Korean cracking facilities shuttering amid naphtha crunch, Seoul reacting to crisis

By Kim Dong-young Posted : March 23, 2026, 15:08 Updated : March 23, 2026, 15:08
Smoke rising from Yeosu Industrial Complex/ Yonhap
 
SEOUL, March 23 (AJP) - South Korea's major naphtha cracking facilities at the Yeosu Industrial Complex are shuttering as a worsening naphtha supply crunch triggered by the blockade of the Strait of Hormuz forces the industry into emergency measures. 

LG Chem, the country's largest petrochemical firm, said Monday it would suspend operations at its No. 2 naphtha cracking center (NCC) plant in Yeosu, which has an annual ethylene production capacity of 800,000 tons. The company will keep its larger No. 1 plant, with a capacity of 1.2 million tons per year, running to maintain baseline output. 

Yeochun NCC, a joint venture between Hanwha Solutions and DL Chemical, also halted its olefin conversion unit (OCU) and some downstream operations. Lotte Chemical is advancing maintenance shutdowns and reallocating supplies to sustain core production. The moves reflect mounting strain as feedstock costs surge and supply routes remain disrupted. 

The move is aimed at conserving limited naphtha stocks by curtailing production of lower-demand petrochemical products while keeping core ethylene output intact. 

Yeochun NCC is struggling to maintain its operating rate at about 60 percent as a drop below 50 percent would force a complete shutdown due to safety risks. 

Naphtha prices have surged since the blockade of the Strait of Hormuz cut off imports from the United Arab Emirates, Qatar and Kuwait. 

Domestic naphtha prices reached $1,068 per ton as of March 18, roughly double the level at the start of the year. Global benchmark naphtha prices climbed to $873 per ton on Monday from about $480 at the beginning of the year, according to Trading Economics.

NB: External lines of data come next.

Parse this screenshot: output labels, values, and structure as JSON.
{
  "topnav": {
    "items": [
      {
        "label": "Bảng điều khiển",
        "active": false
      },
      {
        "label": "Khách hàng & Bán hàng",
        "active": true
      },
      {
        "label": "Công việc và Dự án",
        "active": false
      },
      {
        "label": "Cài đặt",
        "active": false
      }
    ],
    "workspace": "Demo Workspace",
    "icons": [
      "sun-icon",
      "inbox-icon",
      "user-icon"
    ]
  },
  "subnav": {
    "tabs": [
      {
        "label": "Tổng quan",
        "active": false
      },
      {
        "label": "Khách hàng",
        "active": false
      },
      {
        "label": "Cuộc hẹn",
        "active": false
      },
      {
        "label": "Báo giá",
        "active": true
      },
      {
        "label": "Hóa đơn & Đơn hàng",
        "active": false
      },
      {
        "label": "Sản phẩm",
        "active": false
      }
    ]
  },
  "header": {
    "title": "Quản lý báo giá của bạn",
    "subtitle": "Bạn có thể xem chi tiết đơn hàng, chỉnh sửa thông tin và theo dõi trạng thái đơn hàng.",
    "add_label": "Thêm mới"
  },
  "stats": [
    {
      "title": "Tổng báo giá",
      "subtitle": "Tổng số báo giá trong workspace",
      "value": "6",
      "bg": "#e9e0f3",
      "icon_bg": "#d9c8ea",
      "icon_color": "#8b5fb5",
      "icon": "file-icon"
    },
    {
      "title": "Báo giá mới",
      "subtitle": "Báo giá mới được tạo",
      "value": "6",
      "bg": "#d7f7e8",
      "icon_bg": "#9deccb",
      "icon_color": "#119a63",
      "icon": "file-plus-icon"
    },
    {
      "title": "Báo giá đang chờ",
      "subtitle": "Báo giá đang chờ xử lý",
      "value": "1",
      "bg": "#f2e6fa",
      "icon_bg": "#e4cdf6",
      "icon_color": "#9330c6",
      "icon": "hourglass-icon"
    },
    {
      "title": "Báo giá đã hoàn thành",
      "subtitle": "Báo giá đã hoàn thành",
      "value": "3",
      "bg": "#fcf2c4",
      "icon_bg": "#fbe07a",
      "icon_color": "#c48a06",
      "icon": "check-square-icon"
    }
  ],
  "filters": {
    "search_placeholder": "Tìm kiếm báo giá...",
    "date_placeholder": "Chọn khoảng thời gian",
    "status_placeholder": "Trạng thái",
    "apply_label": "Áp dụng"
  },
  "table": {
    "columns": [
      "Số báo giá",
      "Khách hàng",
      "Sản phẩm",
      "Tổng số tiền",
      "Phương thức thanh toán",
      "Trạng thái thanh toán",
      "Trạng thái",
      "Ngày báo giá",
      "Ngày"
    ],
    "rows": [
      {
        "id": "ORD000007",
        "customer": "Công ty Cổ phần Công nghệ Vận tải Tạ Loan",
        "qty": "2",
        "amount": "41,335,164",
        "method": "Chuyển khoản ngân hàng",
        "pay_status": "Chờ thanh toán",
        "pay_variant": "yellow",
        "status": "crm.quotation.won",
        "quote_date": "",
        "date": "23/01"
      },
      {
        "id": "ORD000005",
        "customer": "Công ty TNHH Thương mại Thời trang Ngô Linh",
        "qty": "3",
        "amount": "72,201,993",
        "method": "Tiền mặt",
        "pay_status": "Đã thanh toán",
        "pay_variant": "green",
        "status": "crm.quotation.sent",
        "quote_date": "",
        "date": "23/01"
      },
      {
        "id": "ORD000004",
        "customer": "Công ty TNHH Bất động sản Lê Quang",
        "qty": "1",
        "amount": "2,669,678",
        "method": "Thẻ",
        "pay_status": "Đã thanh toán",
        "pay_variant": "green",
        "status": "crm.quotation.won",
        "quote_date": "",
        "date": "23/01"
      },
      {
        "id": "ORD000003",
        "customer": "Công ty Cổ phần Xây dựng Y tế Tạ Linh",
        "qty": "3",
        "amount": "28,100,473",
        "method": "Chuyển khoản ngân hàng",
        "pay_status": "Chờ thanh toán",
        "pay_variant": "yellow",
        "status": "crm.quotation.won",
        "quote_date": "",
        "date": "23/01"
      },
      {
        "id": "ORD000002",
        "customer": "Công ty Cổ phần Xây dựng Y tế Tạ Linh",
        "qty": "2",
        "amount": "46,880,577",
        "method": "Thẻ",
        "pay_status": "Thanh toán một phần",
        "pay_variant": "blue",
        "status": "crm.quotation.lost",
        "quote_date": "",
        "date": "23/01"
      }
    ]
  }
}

The spike has effectively eliminated refining margins between naphtha and ethylene, meaning petrochemical producers are incurring losses for every ton of output.

The shutdowns have raised concerns over downstream supply disruptions. Ethylene and propylene are essential feedstocks for plastics and vinyl, while butadiene is used in synthetic rubber for tires and paraxylene serves as a base material for polyester textiles. 

With the industry facing cascading risks, the government moved to shore up supplies and contain the fallout. 

Lotte Chemical's NCC site in Indonesia/ Yonhap
 
Yang Ki-wook, the Ministry of Trade, Industry and Resources director-general of industrial resource security, said at a daily briefing of the government's Middle East response task force on Monday that "the pace of international oil price increases has been steeper than during the 2022 Russia-Ukraine war."

He added that there would be no major disruption to domestic crude oil supply in April.

Speaking at the National Press Club in Australia's capital, International Energy Agency chief Fatih Birol said Monday compared the current energy crisis to those of the 1970s and the impact of Russia's 2022 invasion of Ukraine.

"This crisis as things stand is now two oil crises and one gas crash put all together," Birol said. 

The industry ministry plans to redirect domestically produced naphtha from exports to the domestic market by coordinating with refiners, which account for about 55 percent of the country's naphtha supply.

Yang said emergency supply adjustment orders could delay potential plant shutdowns until late April or May, and that the government would seek supplementary budget allocations to support the effort.

He added that the refiners were securing alternative volumes by rerouting shipments around the Strait of Hormuz.


Of 24 million barrels to be sourced from the UAE, about 4 million barrels are set to arrive in late March and early April, with the remaining 18 million barrels expected to begin arriving from early to mid-April. 

The government is also considering imports of Russian crude oil, made possible by a temporary easing of U.S. sanctions, but remains cautious due to concerns over quality, financial settlement risks and potential secondary sanctions.